In hoofdlijnen betekenen de uitgangspunten dat het bestaande grondwater- en oppervlaktewaterregime intact dient te blijven, oftewel er dient hydrologisch neutraal gebouwd te worden. Hemelwater wat valt ter plaatse van daken en verhardingen mag niet versneld worden afgevoerd naar het regionale afwateringsstelsel. Voor de verwerking van hemelwater dienen de afwegingsstappen hergebruik-vasthouden-bergen-afvoeren als uitgangspunt te worden gehanteerd. De afvoer mag niet meer bedragen dan de afvoer in de oorspronkelijke situatie. Hiervoor hanteert het waterschap een bergingsnorm en een maximale toegestane landbouwkundige afvoer. Ook ten behoeve van een betrouwbare werking van het GBS is het zaak dat de huidige berging, infiltratie en vertraagde afvoer van hemelwater gehandhaafd blijft.
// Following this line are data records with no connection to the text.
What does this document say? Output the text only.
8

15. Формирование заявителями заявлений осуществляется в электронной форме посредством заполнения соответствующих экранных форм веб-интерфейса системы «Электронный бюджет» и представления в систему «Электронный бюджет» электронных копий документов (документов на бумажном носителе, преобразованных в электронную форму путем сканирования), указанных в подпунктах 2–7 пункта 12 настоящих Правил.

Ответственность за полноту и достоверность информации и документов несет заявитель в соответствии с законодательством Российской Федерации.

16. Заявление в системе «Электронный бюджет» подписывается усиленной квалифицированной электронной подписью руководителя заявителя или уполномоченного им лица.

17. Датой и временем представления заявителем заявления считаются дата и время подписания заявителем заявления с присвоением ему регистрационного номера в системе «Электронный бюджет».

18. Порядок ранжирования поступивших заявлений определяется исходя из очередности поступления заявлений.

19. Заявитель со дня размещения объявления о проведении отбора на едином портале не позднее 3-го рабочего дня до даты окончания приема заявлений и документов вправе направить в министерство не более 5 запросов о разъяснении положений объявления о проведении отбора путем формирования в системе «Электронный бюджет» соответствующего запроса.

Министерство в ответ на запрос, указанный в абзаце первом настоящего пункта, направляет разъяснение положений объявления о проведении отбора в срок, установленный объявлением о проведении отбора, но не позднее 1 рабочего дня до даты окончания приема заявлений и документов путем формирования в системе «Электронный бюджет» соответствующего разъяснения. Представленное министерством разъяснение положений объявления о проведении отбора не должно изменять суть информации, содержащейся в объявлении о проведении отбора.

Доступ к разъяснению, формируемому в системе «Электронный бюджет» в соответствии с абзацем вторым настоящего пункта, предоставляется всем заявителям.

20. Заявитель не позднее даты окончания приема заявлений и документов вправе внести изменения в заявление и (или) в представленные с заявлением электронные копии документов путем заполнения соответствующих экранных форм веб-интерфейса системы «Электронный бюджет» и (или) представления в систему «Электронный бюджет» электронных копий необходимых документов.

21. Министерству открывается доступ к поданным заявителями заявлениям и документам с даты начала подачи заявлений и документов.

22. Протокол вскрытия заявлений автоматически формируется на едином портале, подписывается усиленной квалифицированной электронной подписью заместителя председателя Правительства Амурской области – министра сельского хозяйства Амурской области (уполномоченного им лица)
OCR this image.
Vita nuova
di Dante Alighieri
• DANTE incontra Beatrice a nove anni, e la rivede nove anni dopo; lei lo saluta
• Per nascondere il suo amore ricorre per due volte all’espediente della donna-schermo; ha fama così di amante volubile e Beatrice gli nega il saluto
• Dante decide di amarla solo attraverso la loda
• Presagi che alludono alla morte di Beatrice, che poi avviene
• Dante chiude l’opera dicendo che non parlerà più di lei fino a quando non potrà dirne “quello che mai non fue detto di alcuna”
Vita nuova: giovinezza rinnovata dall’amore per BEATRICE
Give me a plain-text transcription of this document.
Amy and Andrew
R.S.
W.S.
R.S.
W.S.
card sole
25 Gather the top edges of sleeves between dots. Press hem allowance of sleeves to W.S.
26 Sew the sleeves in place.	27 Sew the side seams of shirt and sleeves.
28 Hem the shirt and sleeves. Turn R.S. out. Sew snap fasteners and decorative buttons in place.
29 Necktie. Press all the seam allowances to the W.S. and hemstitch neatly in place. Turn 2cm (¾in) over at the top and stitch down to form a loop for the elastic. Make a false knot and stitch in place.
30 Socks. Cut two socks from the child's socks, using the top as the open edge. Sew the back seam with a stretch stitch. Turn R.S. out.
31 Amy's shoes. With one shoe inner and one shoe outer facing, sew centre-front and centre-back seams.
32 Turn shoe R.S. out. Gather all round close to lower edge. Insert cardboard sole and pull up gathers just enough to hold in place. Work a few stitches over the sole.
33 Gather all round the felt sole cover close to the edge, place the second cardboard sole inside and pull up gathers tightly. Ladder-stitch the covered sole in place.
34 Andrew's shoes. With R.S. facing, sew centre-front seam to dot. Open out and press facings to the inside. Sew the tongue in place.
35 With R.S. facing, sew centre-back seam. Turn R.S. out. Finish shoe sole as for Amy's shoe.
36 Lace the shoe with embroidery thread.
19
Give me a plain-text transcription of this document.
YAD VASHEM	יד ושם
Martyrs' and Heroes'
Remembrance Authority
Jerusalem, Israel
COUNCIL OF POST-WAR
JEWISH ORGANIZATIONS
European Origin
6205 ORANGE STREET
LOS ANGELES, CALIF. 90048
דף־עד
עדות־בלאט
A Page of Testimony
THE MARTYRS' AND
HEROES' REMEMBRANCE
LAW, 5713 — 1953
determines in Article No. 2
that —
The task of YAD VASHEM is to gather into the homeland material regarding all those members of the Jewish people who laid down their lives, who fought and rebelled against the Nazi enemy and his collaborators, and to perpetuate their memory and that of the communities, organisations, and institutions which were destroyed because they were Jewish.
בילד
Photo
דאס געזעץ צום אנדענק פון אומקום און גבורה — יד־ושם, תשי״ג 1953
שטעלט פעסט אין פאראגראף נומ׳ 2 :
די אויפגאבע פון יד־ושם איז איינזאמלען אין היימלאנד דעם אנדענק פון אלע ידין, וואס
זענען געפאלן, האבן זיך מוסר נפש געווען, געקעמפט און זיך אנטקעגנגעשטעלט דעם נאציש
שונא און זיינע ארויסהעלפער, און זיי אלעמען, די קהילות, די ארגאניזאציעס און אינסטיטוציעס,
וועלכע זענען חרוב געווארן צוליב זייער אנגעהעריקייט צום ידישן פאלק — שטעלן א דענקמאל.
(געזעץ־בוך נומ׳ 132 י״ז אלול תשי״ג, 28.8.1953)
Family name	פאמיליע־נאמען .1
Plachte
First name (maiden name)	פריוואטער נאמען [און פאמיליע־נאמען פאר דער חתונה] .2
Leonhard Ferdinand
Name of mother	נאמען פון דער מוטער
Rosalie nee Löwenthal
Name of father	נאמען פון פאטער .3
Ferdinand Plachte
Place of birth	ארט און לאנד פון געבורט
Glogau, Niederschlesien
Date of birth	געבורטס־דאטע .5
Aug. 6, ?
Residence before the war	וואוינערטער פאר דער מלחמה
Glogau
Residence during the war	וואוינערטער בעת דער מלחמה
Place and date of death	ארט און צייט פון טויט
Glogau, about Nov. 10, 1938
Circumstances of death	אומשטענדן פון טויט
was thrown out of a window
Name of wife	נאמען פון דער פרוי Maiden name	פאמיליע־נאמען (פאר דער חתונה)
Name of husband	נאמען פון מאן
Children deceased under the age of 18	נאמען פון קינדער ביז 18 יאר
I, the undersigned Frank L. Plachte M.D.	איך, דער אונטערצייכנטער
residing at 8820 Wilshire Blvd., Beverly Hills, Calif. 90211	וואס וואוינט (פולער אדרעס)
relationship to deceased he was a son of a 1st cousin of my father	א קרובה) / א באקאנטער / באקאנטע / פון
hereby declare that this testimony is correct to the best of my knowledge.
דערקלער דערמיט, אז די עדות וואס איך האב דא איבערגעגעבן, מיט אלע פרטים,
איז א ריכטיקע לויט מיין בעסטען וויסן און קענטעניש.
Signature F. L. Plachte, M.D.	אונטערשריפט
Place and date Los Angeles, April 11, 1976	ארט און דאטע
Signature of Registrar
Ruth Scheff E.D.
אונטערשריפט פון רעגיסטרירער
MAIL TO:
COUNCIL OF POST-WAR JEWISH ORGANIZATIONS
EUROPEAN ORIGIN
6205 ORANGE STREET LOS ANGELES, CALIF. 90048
Ten aanzien van de waterkwaliteit geldt de voorkeursvolgorde schoon houden, scheiden en tenslotte zuiveren. Afvoer van schoon water naar het gemengd stelsel wordt in principe niet meer toegestaan. Afvalwater en hemelwater dienen gescheiden te worden aangeboden bij de perceelsgrens. Verder dienen bij inrichting, bouwen en beheer zo min mogelijk vervuilende stoffen te worden toegevoegd aan de bodem en het grond- en oppervlaktewatersysteem. Conform de voorkeursvolgorde dienen in alle gevallen de mogelijkheden voor bronmaatregelen (schoon houden) te worden onderzocht.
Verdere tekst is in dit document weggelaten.